In etlichen Reden, die Erdogan in der Türkei und im Ausland gehalten hat, verglich er die angebliche Bedrohung durch Terrorismus im Inland mit den jüngsten Entwicklungen in Ägypten. Erdogan ist ein fester Verbündeter des gestürzten ägyptischen Präsidenten Mohammed Mursi und hat die westlichen Regierungen kritisiert, weil sie nicht direkt in Ägypten interveniert haben, um Mursi nach dem Militärputsch am 3. Juli zurück an die Macht zu bringen.

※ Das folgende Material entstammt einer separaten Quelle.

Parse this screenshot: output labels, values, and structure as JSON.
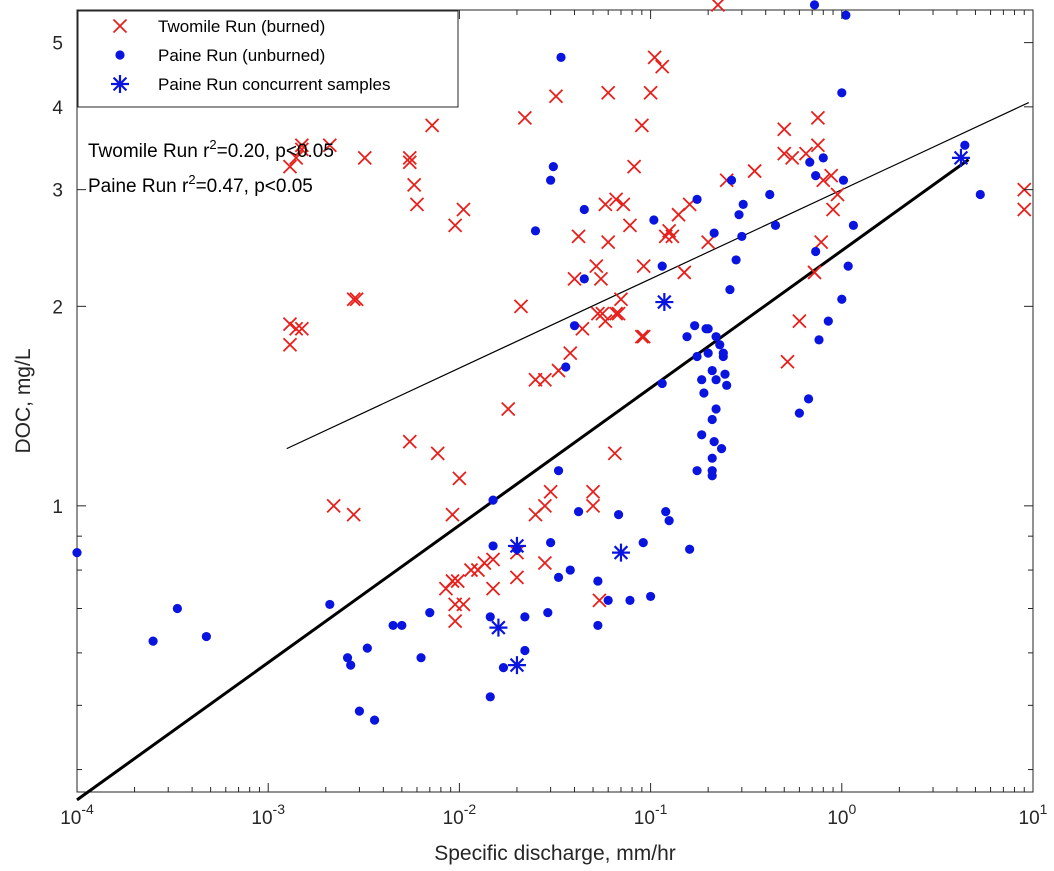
{
  "colors": {
    "burned": "#e8201c",
    "unburned": "#0a14e0",
    "fit": "#000000",
    "axis": "#262626"
  },
  "chart_data": {
    "type": "scatter",
    "x_scale": "log",
    "y_scale": "log",
    "xlim": [
      0.0001,
      10
    ],
    "ylim": [
      0.37,
      5.6
    ],
    "xlabel": "Specific discharge, mm/hr",
    "ylabel": "DOC, mg/L",
    "grid": false,
    "legend_position": "top-left",
    "x_ticks": [
      {
        "value": 0.0001,
        "base": "10",
        "exp": "-4"
      },
      {
        "value": 0.001,
        "base": "10",
        "exp": "-3"
      },
      {
        "value": 0.01,
        "base": "10",
        "exp": "-2"
      },
      {
        "value": 0.1,
        "base": "10",
        "exp": "-1"
      },
      {
        "value": 1,
        "base": "10",
        "exp": "0"
      },
      {
        "value": 10,
        "base": "10",
        "exp": "1"
      }
    ],
    "y_ticks": [
      {
        "value": 1,
        "label": "1"
      },
      {
        "value": 2,
        "label": "2"
      },
      {
        "value": 3,
        "label": "3"
      },
      {
        "value": 4,
        "label": "4"
      },
      {
        "value": 5,
        "label": "5"
      }
    ],
    "annotations": [
      {
        "prefix": "Twomile Run r",
        "sup": "2",
        "suffix": "=0.20, p<0.05"
      },
      {
        "prefix": "Paine Run r",
        "sup": "2",
        "suffix": "=0.47, p<0.05"
      }
    ],
    "series": [
      {
        "name": "Twomile Run (burned)",
        "marker": "x",
        "color": "#e8201c",
        "points": [
          [
            0.225,
            5.7
          ],
          [
            0.105,
            4.75
          ],
          [
            0.115,
            4.6
          ],
          [
            0.032,
            4.15
          ],
          [
            0.06,
            4.2
          ],
          [
            0.1,
            4.2
          ],
          [
            0.0072,
            3.75
          ],
          [
            0.022,
            3.85
          ],
          [
            0.09,
            3.75
          ],
          [
            0.5,
            3.7
          ],
          [
            0.75,
            3.85
          ],
          [
            0.0015,
            3.45
          ],
          [
            0.0014,
            3.35
          ],
          [
            0.0055,
            3.3
          ],
          [
            0.0013,
            3.25
          ],
          [
            0.0021,
            3.5
          ],
          [
            0.0032,
            3.35
          ],
          [
            0.0015,
            3.5
          ],
          [
            0.0055,
            3.35
          ],
          [
            0.25,
            3.1
          ],
          [
            0.35,
            3.2
          ],
          [
            0.55,
            3.35
          ],
          [
            0.65,
            3.4
          ],
          [
            0.75,
            3.5
          ],
          [
            0.5,
            3.4
          ],
          [
            0.8,
            3.1
          ],
          [
            0.88,
            3.15
          ],
          [
            0.0058,
            3.05
          ],
          [
            0.082,
            3.25
          ],
          [
            0.006,
            2.85
          ],
          [
            0.0105,
            2.8
          ],
          [
            0.0095,
            2.65
          ],
          [
            0.066,
            2.9
          ],
          [
            0.058,
            2.85
          ],
          [
            0.072,
            2.85
          ],
          [
            0.16,
            2.85
          ],
          [
            0.14,
            2.75
          ],
          [
            0.9,
            2.8
          ],
          [
            0.95,
            2.95
          ],
          [
            0.078,
            2.65
          ],
          [
            0.042,
            2.55
          ],
          [
            0.06,
            2.5
          ],
          [
            0.12,
            2.55
          ],
          [
            0.125,
            2.6
          ],
          [
            0.13,
            2.55
          ],
          [
            0.2,
            2.5
          ],
          [
            0.78,
            2.5
          ],
          [
            0.052,
            2.3
          ],
          [
            0.092,
            2.3
          ],
          [
            0.04,
            2.2
          ],
          [
            0.055,
            2.2
          ],
          [
            0.15,
            2.25
          ],
          [
            0.72,
            2.25
          ],
          [
            0.07,
            2.05
          ],
          [
            0.021,
            2.0
          ],
          [
            0.0028,
            2.05
          ],
          [
            0.0029,
            2.05
          ],
          [
            0.0013,
            1.88
          ],
          [
            0.0014,
            1.85
          ],
          [
            0.0015,
            1.85
          ],
          [
            0.0013,
            1.75
          ],
          [
            0.053,
            1.95
          ],
          [
            0.056,
            1.95
          ],
          [
            0.066,
            1.95
          ],
          [
            0.058,
            1.9
          ],
          [
            0.044,
            1.85
          ],
          [
            0.068,
            1.95
          ],
          [
            0.09,
            1.8
          ],
          [
            0.092,
            1.8
          ],
          [
            0.6,
            1.9
          ],
          [
            0.52,
            1.65
          ],
          [
            0.038,
            1.7
          ],
          [
            0.033,
            1.6
          ],
          [
            0.028,
            1.55
          ],
          [
            0.025,
            1.55
          ],
          [
            0.018,
            1.4
          ],
          [
            0.0055,
            1.25
          ],
          [
            0.0077,
            1.2
          ],
          [
            0.065,
            1.2
          ],
          [
            0.01,
            1.1
          ],
          [
            0.03,
            1.05
          ],
          [
            0.05,
            1.05
          ],
          [
            0.028,
            1.0
          ],
          [
            0.05,
            1.0
          ],
          [
            0.0022,
            1.0
          ],
          [
            0.0028,
            0.97
          ],
          [
            0.0092,
            0.97
          ],
          [
            0.025,
            0.97
          ],
          [
            0.02,
            0.85
          ],
          [
            0.0125,
            0.8
          ],
          [
            0.0135,
            0.82
          ],
          [
            0.015,
            0.83
          ],
          [
            0.0115,
            0.8
          ],
          [
            0.028,
            0.82
          ],
          [
            0.02,
            0.78
          ],
          [
            0.0098,
            0.77
          ],
          [
            0.0092,
            0.77
          ],
          [
            0.0085,
            0.75
          ],
          [
            0.015,
            0.75
          ],
          [
            0.0095,
            0.71
          ],
          [
            0.0105,
            0.71
          ],
          [
            0.054,
            0.72
          ],
          [
            0.0095,
            0.67
          ],
          [
            9.0,
            3.0
          ],
          [
            9.0,
            2.8
          ]
        ]
      },
      {
        "name": "Paine Run (unburned)",
        "marker": "dot",
        "color": "#0a14e0",
        "points": [
          [
            0.72,
            5.7
          ],
          [
            1.05,
            5.5
          ],
          [
            0.034,
            4.75
          ],
          [
            1.0,
            4.2
          ],
          [
            0.8,
            3.35
          ],
          [
            0.68,
            3.3
          ],
          [
            0.73,
            3.15
          ],
          [
            1.02,
            3.1
          ],
          [
            0.03,
            3.1
          ],
          [
            0.031,
            3.25
          ],
          [
            0.265,
            3.1
          ],
          [
            0.42,
            2.95
          ],
          [
            0.175,
            2.9
          ],
          [
            0.045,
            2.8
          ],
          [
            0.305,
            2.85
          ],
          [
            0.29,
            2.75
          ],
          [
            0.104,
            2.7
          ],
          [
            0.45,
            2.65
          ],
          [
            1.15,
            2.65
          ],
          [
            0.025,
            2.6
          ],
          [
            0.215,
            2.58
          ],
          [
            0.3,
            2.55
          ],
          [
            0.73,
            2.42
          ],
          [
            0.28,
            2.35
          ],
          [
            1.08,
            2.3
          ],
          [
            0.115,
            2.3
          ],
          [
            0.045,
            2.2
          ],
          [
            0.26,
            2.12
          ],
          [
            1.0,
            2.05
          ],
          [
            0.04,
            1.87
          ],
          [
            0.17,
            1.87
          ],
          [
            0.195,
            1.85
          ],
          [
            0.2,
            1.85
          ],
          [
            0.155,
            1.8
          ],
          [
            0.22,
            1.8
          ],
          [
            0.23,
            1.75
          ],
          [
            0.85,
            1.9
          ],
          [
            0.2,
            1.7
          ],
          [
            0.24,
            1.7
          ],
          [
            0.76,
            1.78
          ],
          [
            0.175,
            1.68
          ],
          [
            0.24,
            1.68
          ],
          [
            0.036,
            1.62
          ],
          [
            0.21,
            1.6
          ],
          [
            0.245,
            1.58
          ],
          [
            0.22,
            1.55
          ],
          [
            0.185,
            1.55
          ],
          [
            0.115,
            1.53
          ],
          [
            0.25,
            1.52
          ],
          [
            0.19,
            1.48
          ],
          [
            0.22,
            1.4
          ],
          [
            0.6,
            1.38
          ],
          [
            0.67,
            1.45
          ],
          [
            0.21,
            1.35
          ],
          [
            0.185,
            1.28
          ],
          [
            0.215,
            1.25
          ],
          [
            0.235,
            1.22
          ],
          [
            0.21,
            1.18
          ],
          [
            0.175,
            1.13
          ],
          [
            0.21,
            1.13
          ],
          [
            0.21,
            1.11
          ],
          [
            0.033,
            1.13
          ],
          [
            0.015,
            1.02
          ],
          [
            0.042,
            0.98
          ],
          [
            0.068,
            0.97
          ],
          [
            0.12,
            0.98
          ],
          [
            0.125,
            0.95
          ],
          [
            0.03,
            0.88
          ],
          [
            0.015,
            0.87
          ],
          [
            0.02,
            0.86
          ],
          [
            0.0915,
            0.88
          ],
          [
            0.16,
            0.86
          ],
          [
            0.038,
            0.8
          ],
          [
            0.0001,
            0.85
          ],
          [
            0.033,
            0.78
          ],
          [
            0.053,
            0.77
          ],
          [
            0.06,
            0.72
          ],
          [
            0.078,
            0.72
          ],
          [
            0.1,
            0.73
          ],
          [
            0.000335,
            0.7
          ],
          [
            0.0021,
            0.71
          ],
          [
            0.007,
            0.69
          ],
          [
            0.0145,
            0.68
          ],
          [
            0.022,
            0.68
          ],
          [
            0.029,
            0.69
          ],
          [
            0.0045,
            0.66
          ],
          [
            0.005,
            0.66
          ],
          [
            0.053,
            0.66
          ],
          [
            0.000475,
            0.635
          ],
          [
            0.00025,
            0.625
          ],
          [
            0.0033,
            0.61
          ],
          [
            0.0026,
            0.59
          ],
          [
            0.0027,
            0.575
          ],
          [
            0.0063,
            0.59
          ],
          [
            0.022,
            0.605
          ],
          [
            0.017,
            0.57
          ],
          [
            0.0145,
            0.515
          ],
          [
            0.003,
            0.49
          ],
          [
            0.0036,
            0.475
          ],
          [
            5.3,
            2.95
          ],
          [
            4.4,
            3.5
          ]
        ]
      },
      {
        "name": "Paine Run concurrent samples",
        "marker": "star",
        "color": "#0a14e0",
        "points": [
          [
            4.2,
            3.35
          ],
          [
            0.118,
            2.03
          ],
          [
            0.02,
            0.87
          ],
          [
            0.07,
            0.85
          ],
          [
            0.016,
            0.655
          ],
          [
            0.02,
            0.575
          ]
        ]
      }
    ],
    "fit_lines": [
      {
        "name": "Twomile Run fit",
        "width": 1.2,
        "points": [
          [
            0.00125,
            1.22
          ],
          [
            9.5,
            4.06
          ]
        ]
      },
      {
        "name": "Paine Run fit",
        "width": 3,
        "points": [
          [
            0.0001,
            0.36
          ],
          [
            4.6,
            3.33
          ]
        ]
      }
    ]
  }
}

Durch seine brutale Reaktion auf die jüngsten Proteste in der Türkei zeigt Erdogan, dass er fürchtet, sein eigenes Regime könnte das gleiche Schicksal erleiden wie das seines Verbündeten Mursi.

Gleichzeitig konnte sich Erdogan bei der Unterdrückung des Widerstandes in der Türkei wegen seiner Unterstützung für die Kriege der USA im Nahen Osten auf die bedingungslose Unterstützung durch die US-Regierung und vor allem auf Präsident Barack Obama verlassen.

Obwohl der Grund für den Widerstand der Massen gegen Erdogan in den Klassenantagonismen und tiefer sozialer Ungleichheit sowie der Feindschaft gegenüber Erdogans proamerikanischer Außenpolitik zu suchen ist, finden diese Fragen keinen Ausdruck in der Perspektive der Gruppen, die die Proteste im Gezi-Park organisieren.

Die 127 Gruppen der Taksim-Solidaritätsplattform versuchten von Anfang an sicherzustellen, dass keine größeren sozialen und politischen Forderungen erhoben werden.

In seiner Stellungnahme vom 5. Juni beschränkte das Solidaritätskomitee seine Forderungen auf ein Ende der Bauarbeiten im Park und ein Ende der Polizeigewalt.

Nachdem Erdogan Mitte Juni eine massive Polizeiaktion angeordnet hatte, um die Demonstranten aus dem Gezi-Park zu vertreiben, trat das Komitee in Verhandlungen mit Vertretern der Regierung. Es akzeptierte das Zugeständnis des Stadtrates von Istanbul, dass ein Referendum über das Schicksal des Parks abgehalten würde.